Gencatan Senjata Masih Rapuh, Satu Keluarga Di Al-Nuseirat Tewas Dalam Serangan Israel

Serangan udara di Gaza tengah kembali menunjukkan betapa rapuhnya situasi di wilayah itu meski gencatan senjata formal disebut masih berlaku. Di kamp pengungsi Al-Nuseirat, sebuah keluarga Palestina menjadi korban dalam serangan sebelum fajar yang menewaskan pasangan suami istri dan anak mereka yang masih berusia satu tahun.

Rumah Sakit Syuhada Al-Aqsa di Deir el-Balah menerima jenazah ketiga korban setelah serangan tersebut. Badan Pertahanan Sipil Gaza juga memastikan jumlah korban tewas, sementara sekitar 10 orang lainnya mengalami luka-luka.

Keluarga korban menggambarkan serangan itu terjadi saat mereka masih berada di tempat tidur. Maram Abu Malouh, ibu dari pria yang tewas, mengatakan kepada AFP bahwa rudal menghantam tepat di tempat tidur mereka saat sang anak, istri, dan putranya sedang tidur di rumah.

Suasana duka terlihat jelas di rumah sakit. Rekaman video memperlihatkan kerabat korban menangis di dekat tiga jenazah yang dibungkus kain kafan putih, menghadirkan gambaran pilu dari dampak serangan terhadap warga sipil.

Insiden di Al-Nuseirat menambah daftar korban sipil yang terus bertambah sejak gencatan senjata diumumkan. Meski kesepakatan itu berlaku sejak Oktober lalu, kekerasan di lapangan tetap berlangsung dan warga sipil kembali menjadi pihak yang paling terdampak.

Sampai laporan ini disampaikan, militer Israel belum memberikan komentar langsung mengenai tewasnya tiga warga sipil tersebut. Namun militer menyatakan telah menyerang tiga fasilitas penyimpanan senjata Hamas di Gaza tengah dalam 24 jam terakhir.

Pada Senin pagi, serangan udara lain juga menghantam Deir el-Balah. Tidak ada korban jiwa dalam insiden itu, tetapi kerusakan pada bangunan tampak jelas, dengan lubang besar di fasad dan puing beton berserakan di sekitar lokasi.

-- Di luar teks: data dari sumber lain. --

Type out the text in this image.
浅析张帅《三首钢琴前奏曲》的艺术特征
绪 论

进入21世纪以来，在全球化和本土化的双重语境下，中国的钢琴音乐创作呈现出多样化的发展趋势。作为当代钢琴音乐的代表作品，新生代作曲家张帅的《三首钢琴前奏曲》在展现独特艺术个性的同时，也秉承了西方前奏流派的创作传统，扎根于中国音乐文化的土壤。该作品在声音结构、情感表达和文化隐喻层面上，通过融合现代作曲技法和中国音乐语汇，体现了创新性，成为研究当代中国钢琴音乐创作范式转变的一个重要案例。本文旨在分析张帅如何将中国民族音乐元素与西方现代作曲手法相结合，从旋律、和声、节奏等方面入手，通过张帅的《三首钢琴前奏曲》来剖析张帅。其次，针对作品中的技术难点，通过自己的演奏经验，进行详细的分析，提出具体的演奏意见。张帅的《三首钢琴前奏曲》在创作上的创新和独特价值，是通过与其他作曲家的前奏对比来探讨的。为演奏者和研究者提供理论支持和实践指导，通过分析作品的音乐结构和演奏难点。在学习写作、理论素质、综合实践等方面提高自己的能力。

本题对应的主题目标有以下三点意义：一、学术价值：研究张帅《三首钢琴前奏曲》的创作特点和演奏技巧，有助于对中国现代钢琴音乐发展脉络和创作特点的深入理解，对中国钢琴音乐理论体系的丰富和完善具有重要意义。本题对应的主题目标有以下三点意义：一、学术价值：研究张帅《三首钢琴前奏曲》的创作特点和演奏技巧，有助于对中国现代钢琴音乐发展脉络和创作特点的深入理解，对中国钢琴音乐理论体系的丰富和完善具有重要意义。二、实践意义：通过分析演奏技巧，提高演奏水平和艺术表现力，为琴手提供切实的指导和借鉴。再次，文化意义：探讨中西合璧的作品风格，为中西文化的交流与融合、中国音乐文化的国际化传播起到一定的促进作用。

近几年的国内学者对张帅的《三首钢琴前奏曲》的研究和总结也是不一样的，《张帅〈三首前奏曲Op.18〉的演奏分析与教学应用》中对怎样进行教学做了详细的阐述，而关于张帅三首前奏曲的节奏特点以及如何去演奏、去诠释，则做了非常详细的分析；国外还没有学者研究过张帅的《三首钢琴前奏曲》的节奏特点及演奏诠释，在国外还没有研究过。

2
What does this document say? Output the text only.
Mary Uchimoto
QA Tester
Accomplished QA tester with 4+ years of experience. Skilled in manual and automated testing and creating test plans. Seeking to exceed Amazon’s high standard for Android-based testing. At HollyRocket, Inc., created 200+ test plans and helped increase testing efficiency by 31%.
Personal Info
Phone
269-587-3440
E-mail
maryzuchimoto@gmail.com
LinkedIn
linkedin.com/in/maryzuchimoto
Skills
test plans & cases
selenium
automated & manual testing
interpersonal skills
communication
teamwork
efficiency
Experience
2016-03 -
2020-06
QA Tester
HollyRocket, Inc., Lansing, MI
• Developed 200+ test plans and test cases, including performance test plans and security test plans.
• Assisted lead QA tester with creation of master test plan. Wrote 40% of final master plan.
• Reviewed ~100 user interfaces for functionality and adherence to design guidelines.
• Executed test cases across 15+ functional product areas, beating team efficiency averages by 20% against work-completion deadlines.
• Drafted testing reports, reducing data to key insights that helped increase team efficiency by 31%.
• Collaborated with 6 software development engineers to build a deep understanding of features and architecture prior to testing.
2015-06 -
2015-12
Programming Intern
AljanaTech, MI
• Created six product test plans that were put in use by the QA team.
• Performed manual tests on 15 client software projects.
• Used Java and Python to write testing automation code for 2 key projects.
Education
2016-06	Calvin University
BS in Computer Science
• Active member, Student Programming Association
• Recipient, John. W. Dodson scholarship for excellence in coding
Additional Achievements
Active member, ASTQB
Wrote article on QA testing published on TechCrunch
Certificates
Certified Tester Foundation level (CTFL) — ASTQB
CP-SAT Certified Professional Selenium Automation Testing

Data dari Kemenkes Gaza dan PBB menunjukkan sedikitnya 890 warga Palestina tewas sejak gencatan senjata 10 Oktober. Dalam periode yang sama, militer Israel melaporkan lima tentaranya tewas.

Kedua pihak saling menuduh melanggar kesepakatan gencatan senjata. Israel juga menegaskan masih berhak menyerang target yang dianggap sebagai ancaman, sementara situasi di Gaza tetap sulit diverifikasi secara independen karena pembatasan media dan akses yang terbatas.

Di tengah klaim militer dan ketegangan yang belum mereda, serangan di Al-Nuseirat kembali menyoroti ancaman yang terus membayangi keluarga-keluarga di Gaza. Bagi warga sipil, ruang aman tampak semakin sempit meski gencatan senjata secara formal telah diberlakukan.